Pakistanis have a strange obsession with not getting divorced

Published October 30, 2015
My divorce was not an impulse decision, I thought long and hard and before filing the papers. —File
My divorce was not an impulse decision, I thought long and hard and before filing the papers. —File

I am standing at the bottom of the steps. They are standing at the door, looking down at me. A two-year-old and a one-year-old, almost hand in hand. The elder is smiling, the younger looks confused. I wave bye. I turn and walk away, willing myself not to look back.

It is hard leaving my children with someone else. It is even harder to do that when I feel soul-destroying guilt at the knowledge that I chose this life for my children. I chose to raise my children as a single parent.

My divorce was not an impulse decision, a heat of the moment thing. I thought long and hard and deliberated intensely before filing the papers.

Pakistanis have a strange obsession with not getting divorced, and yes, I would call it an obsession.

Even expatriate Pakistanis who have lived abroad for many decades shy away from the word. As one well-meaning person put it,

No matter what else you achieve in life, no matter how successful you are in life, your success will mean nothing and you will be a failure if your marriage is not successful.

Still, I went ahead with the divorce.

Despite the fact that my decision was clear-headed and well considered, I feel compelled to justify myself to every single Pakistani I meet.

The women are the worst. They look you up and down and you can almost hear their minds whirring:

Was he hitting you? No.

Then whatever else he was doing, why couldn't you put up with it for the sake of the children?

Did he want to divorce you? No.

But you left him although you have children together? Yes. Silence. Shock. Why?

It seems that after a woman divorces, she and her children become public property, a fair shot for anyone to comment on.


People who would not have dared to tell me what parenting style I should choose had I a man in the picture, now freely dispense their pearls of wisdoms.


Unfortunately for them, they cannot physically stop me from doing something – maybe they would have tried had we lived in Pakistan – but that doesn't stop them from talking.

What irritates me the most is the assumption that the divorce was not my choice, not something I would have willingly instigated. What woman would, after having children?

And when they finally believe that I was the instigator, they look at my children with pity, sympathy. Obviously their mother is crazy.

Obviously any woman who chooses not to have the ‘stability’ of a man’s presence – no matter how negligible, no matter how traumatising – does not love her children enough.

Obviously a woman who works full time, whose children are brought up in day care and then by the nanny is not worthy of being a mother. What is the point of studying and working when you are divorced? You should hide in a corner with your head down.

I read somewhere that attitudes towards divorce are changing amongst Pakistanis. Really?

Well, the change has yet to make a dent in the thinking of the Pakistani community in Europe.

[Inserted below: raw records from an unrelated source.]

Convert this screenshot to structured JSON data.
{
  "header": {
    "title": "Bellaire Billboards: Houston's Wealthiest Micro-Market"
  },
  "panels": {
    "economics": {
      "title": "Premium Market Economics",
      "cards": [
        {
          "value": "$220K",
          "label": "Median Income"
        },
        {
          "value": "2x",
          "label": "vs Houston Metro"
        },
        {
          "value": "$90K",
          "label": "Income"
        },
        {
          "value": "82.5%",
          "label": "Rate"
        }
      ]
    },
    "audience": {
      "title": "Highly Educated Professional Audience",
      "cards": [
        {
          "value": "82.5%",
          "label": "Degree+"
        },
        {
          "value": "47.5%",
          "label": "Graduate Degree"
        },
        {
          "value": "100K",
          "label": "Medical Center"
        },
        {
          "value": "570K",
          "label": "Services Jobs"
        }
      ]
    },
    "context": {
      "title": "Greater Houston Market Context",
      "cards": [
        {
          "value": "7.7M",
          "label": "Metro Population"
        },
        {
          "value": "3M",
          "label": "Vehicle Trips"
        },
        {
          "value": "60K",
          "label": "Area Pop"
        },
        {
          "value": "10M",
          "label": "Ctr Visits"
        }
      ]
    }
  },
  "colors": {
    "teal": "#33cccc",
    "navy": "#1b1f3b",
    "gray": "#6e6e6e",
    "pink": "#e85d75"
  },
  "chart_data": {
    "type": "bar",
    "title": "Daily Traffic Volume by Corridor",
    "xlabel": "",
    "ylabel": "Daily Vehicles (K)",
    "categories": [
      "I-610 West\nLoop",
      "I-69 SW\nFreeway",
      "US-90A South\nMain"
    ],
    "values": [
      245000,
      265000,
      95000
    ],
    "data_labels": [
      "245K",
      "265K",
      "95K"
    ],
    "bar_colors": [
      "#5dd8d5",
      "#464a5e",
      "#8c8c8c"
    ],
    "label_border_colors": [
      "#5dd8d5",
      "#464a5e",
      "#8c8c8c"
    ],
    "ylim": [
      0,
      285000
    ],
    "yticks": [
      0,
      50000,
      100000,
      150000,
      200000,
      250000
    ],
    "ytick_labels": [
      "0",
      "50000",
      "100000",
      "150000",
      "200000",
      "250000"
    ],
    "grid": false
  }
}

I can recount only two Pakistani women who looked me square in the eye when I told them about my divorce and said ‘I am sure you are better off without him. You will find someone much better.’ And both were women who had only recently moved from Pakistan.

It seems that first- and even second-generation Pakistanis living abroad still have the idea that divorce is a big no-no. They cling to this romantic – or is it misguided – notion that a woman once married has no choice.

What’s life after divorce, eh?

I’ve started avoiding Pakistani restaurants, shops, and community centres. The ‘shame’ of having to explain to people who know my ex-husband that we are no longer married is too much – though, the funny thing is, I didn't view it as shameful until I saw how people reacted.

As if I would be a total moron if I didn't feel any shame. What sort of heartless woman would I be if I didn't go to pieces?

When I compare the reaction of people back in Pakistan to Pakistanis based abroad, I am astounded. How can this be? How is it that people living in small flats in Karachi tell me to spruce up, look good, and make my ex regret what he has lost?

And yet, Pakistanis living abroad expect me to sit and sob and cry, spend long afternoons talking about how hard my life has become, and admit how awful I feel.

I think a lot about explaining my divorce to my children and wonder about how to protect them from wagging tongues. In the end, I always conclude that I can’t protect them from what people say.

What I can try to do is to raise my children to become the type of people who don’t care what other people say or think about them. Unlike their mother.